First, what it is not. It is not merely those things I dislike, those things which make me angry or which I find disgusting. I may dislike immoral things and find them disgusting, but that is not sufficient to make them immoral.
Morality is that system of evolved instincts and evolved social norms which allow people to live together in societies, and so to benefit from living in societies. Nothing more, nothing less. That is moral which allows the largest number of people to participate in society without abridging the ability of the individual to reap full benefit from being a member of the society.
That which makes the society one is part of larger is a moral good, so long as it does not do so to the detriment of current members of the society or those who are joining the society as a result of the enlargement.
Morality serves first to allow us to live with and benefit from our immediate social circle, then the next layer of society, and the next, all the way out to humanity as a whole. Therefore it is most moral to benefit your immediate social circle, then the next layer of society, and so on, so long as benefiting one social layer does not harm other members of the wider society.
Morality is that which allows people to live together, and so applies most immediately (only?) to beings which can be classified as people. That is, conscious, sentient social beings. It applies to humans by default, as we cannot meaningfully distinguish humans who meet the criteria for personhood from that subset, if any, who do not.
Morality concerns the well-being and thriving of people as individuals and as communities.
This is not a fallacious Appeal to Nature. That is, I am not saying that this is how morality has developed naturally, therefore this is what it should be. Rather, I am saying that this is what morality is. Morality doesn't have its own ontology, so that it can be shaped by naturalistic (or any other) framework.

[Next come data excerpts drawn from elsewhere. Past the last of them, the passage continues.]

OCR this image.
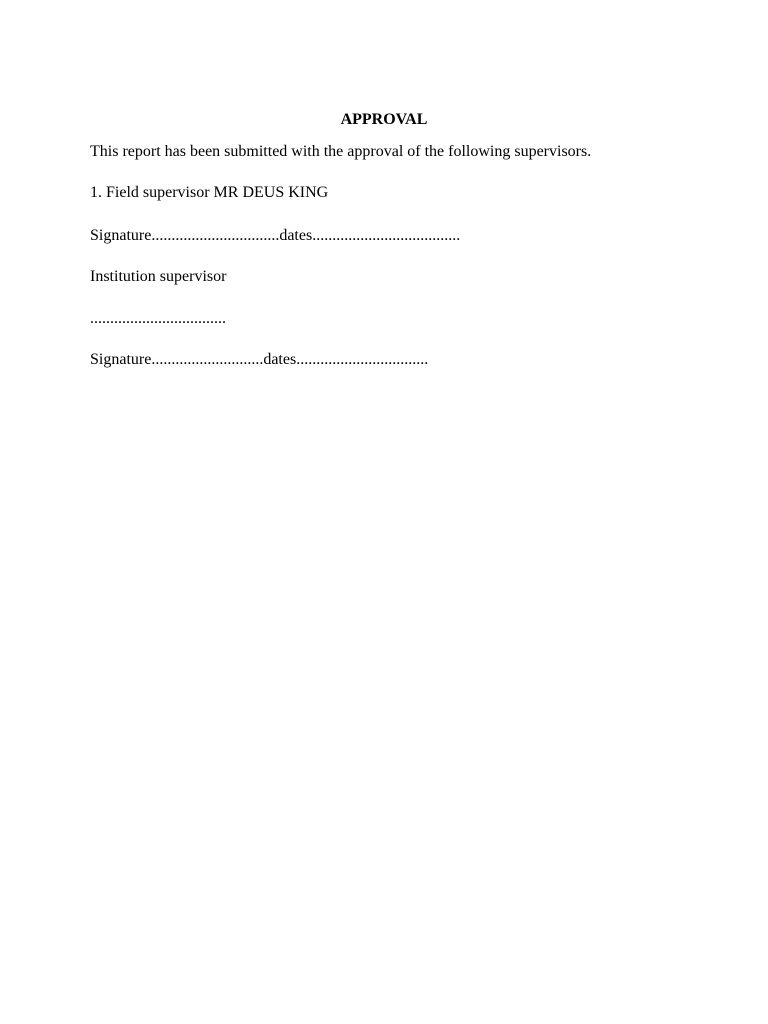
APPROVAL
This report has been submitted with the approval of the following supervisors.
1. Field supervisor MR DEUS KING
Signature................................dates.....................................
Institution supervisor
..................................
Signature............................dates.................................
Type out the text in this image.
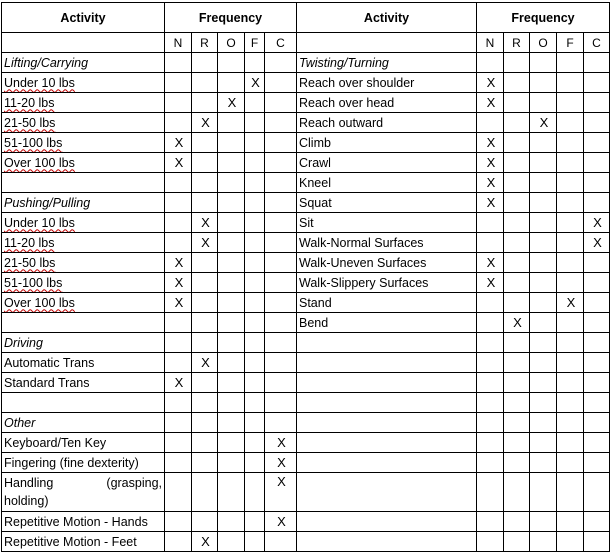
Activity	Frequency					Activity	Frequency				
	N	R	O	F	C		N	R	O	F	C
Lifting/Carrying						Twisting/Turning					
Under 10 lbs				X		Reach over shoulder	X				
11-20 lbs			X			Reach over head	X				
21-50 lbs		X				Reach outward			X		
51-100 lbs	X					Climb	X				
Over 100 lbs	X					Crawl	X				
						Kneel	X				
Pushing/Pulling						Squat	X				
Under 10 lbs		X				Sit					X
11-20 lbs		X				Walk-Normal Surfaces					X
21-50 lbs	X					Walk-Uneven Surfaces	X				
51-100 lbs	X					Walk-Slippery Surfaces	X				
Over 100 lbs	X					Stand				X	
						Bend		X			
Driving											
Automatic Trans		X									
Standard Trans	X										

Other											
Keyboard/Ten Key					X						
Fingering (fine dexterity)					X						

Handling (grasping,
holding)					X						
Repetitive Motion - Hands					X						
Repetitive Motion - Feet		X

Morality simply is the system of evolved instincts and evolved social norms which allows people to live together.
Some may object that this robs morality of its moral force, reducing it from something transcendent to something pragmatic. I would argue that it cannot be reduced to pragmatism, because that is simply what it is. That seeing it for what it is may rob it of some of its force is unfortunate, but irrelevant to what it is.
I realize that the description I have given of morality neatly matches by own moral biases. It may be that my moral instincts are perfectly informed by the reality of the nature of morality, in which case I can carry on secure in the conviction that my moral compass is true. But I have to acknowledge that it is more likely that my description of morality has been influenced and shaped by my biases, and so needs review and refinement by people who don't share my particular set of moral assumptions.